La nation française a témoigné par ses votes ce qu'elle pensait de ce « péril social ». On a eu beau lui montrer « Catilina aux portes » si elle donnait sa confiance aux candidats républicains, elle ne la leur a pas moins donnée. La majorité des électeurs, très-positivement intéressée à là conservation sociale, est donc, elle l'a fait voir, très-nettement convaincue que cette conservation sociale n'est aujourd'hui nullement mise en péril par la République. Il n'est aucun besoin de l'éclairer. Ce serait aussi perdre son temps de prétendre convaincre les hommes politiques qui depuis sept années ont obstinément, au Parlement et ailleurs, fait retentir ce nom de « péril social ». Ce serait témoigner pour leur intelligence d'un mépris qu'ils ne méritent pas, de supposer seulement qu'ils étaient les dupes des équivoques qu'ils s'efforçaient d'épaissir, des sophismes qu'ils développaient complaisamment. Mais peut-être ces artifices ont-ils surpris quelques esprits honnêtes.

Il se trouve dans la bourgeoisie française un certain nombre d'hommes timorés, mais sincères, qui pensent que réellement il existe aujourd'hui, en France, à côté des questions politiques et indépendante d'elles, une question sociale, grave, inquiétante en soi, menaçante ; qui croient au « péril social », qui considèrent le gouvernement républicain comme hors d'état de résister au désordre, comme incapable de protéger la fortune des citoyens, leur repos, leur sécurité. De ces hommes honnêtes, mais prévenus, tout le monde en a rencontré, tout le monde en pourrait nommer. Qu'on les presse dans les conversations, et eux-mêmes conviennent les premiers que cette crainte seule les empêche d'accepter la République et de s'y rallier franchement. Ils sentent que la solution républicaine est aujourd'hui la seule possible au problème politique, et c'est parce que cette solution les effraie pour eux-mêmes, pour leurs familles, qu'ils se débattent encore contre elle. Eux aussi, mais sans arrière-pensée perfide, répondent « péril social » chaque fois qu'on leur parle République.

C'est pour ces honnêtes gens que ce livre est écrit. On entreprend de leur démontrer que ceux qui leur parlent de « péril social » raillent et se moquent d'eux : qu'il n'existe pas à cette époque plus de « péril social » qu'à toute autre époque de l'histoire. On espère leur faire voir que le problème capital posé devant la France, le problème que notre pays est condamné à résoudre sous peine de mourir, est aujourd'hui uniquement un problème politique ; qu'il n'y a point actuellement chez nous, quoi qu'on en dise, de question sociale, et que là même où certaines difficultés sociales existent encore, c'est seulement par une bonne solution politique, par l'établissement définitif d'un gouvernement en harmonie avec les vœux et les besoins de la nation, que ces difficultés peuvent être aplanies.
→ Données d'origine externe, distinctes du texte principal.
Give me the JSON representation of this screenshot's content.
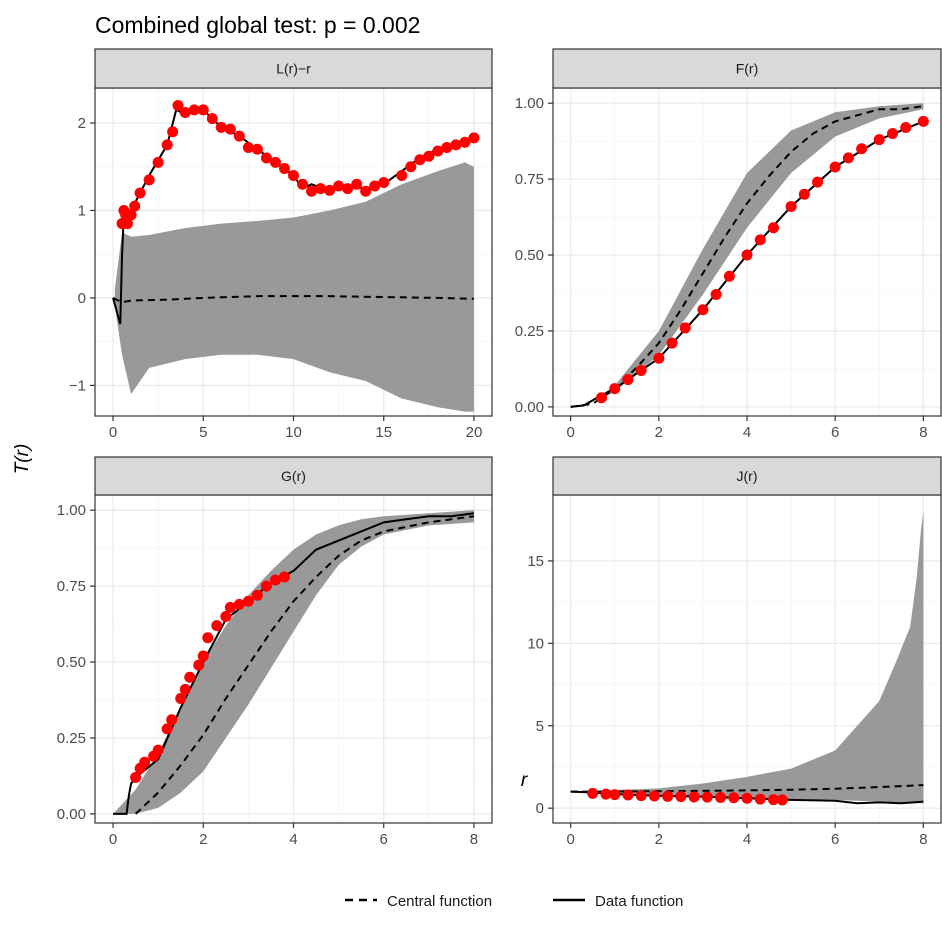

Le lecteur ne trouvera pas ici, sans doute, beaucoup de vues nouvelles. Sur un sujet qui préoccupe tous les esprits sérieux et qui a occupé tant d'esprits éminents, il serait surprenant qu'il restât beaucoup à découvrir. Ce que l'on a cherché, c'est à présenter si clairement et dans un ordre si solide des idées qui appartiennent à un grand nombre, qu'elles pussent forcer la conviction de ceux-là mêmes qui doutent encore. Puisse ce livre hâter la venue du jour où il pourra être oublié sans inconvénient, ayant cessé d'être utile ! L'auteur n'a pas de vœu plus cher.

 

Mars 1878.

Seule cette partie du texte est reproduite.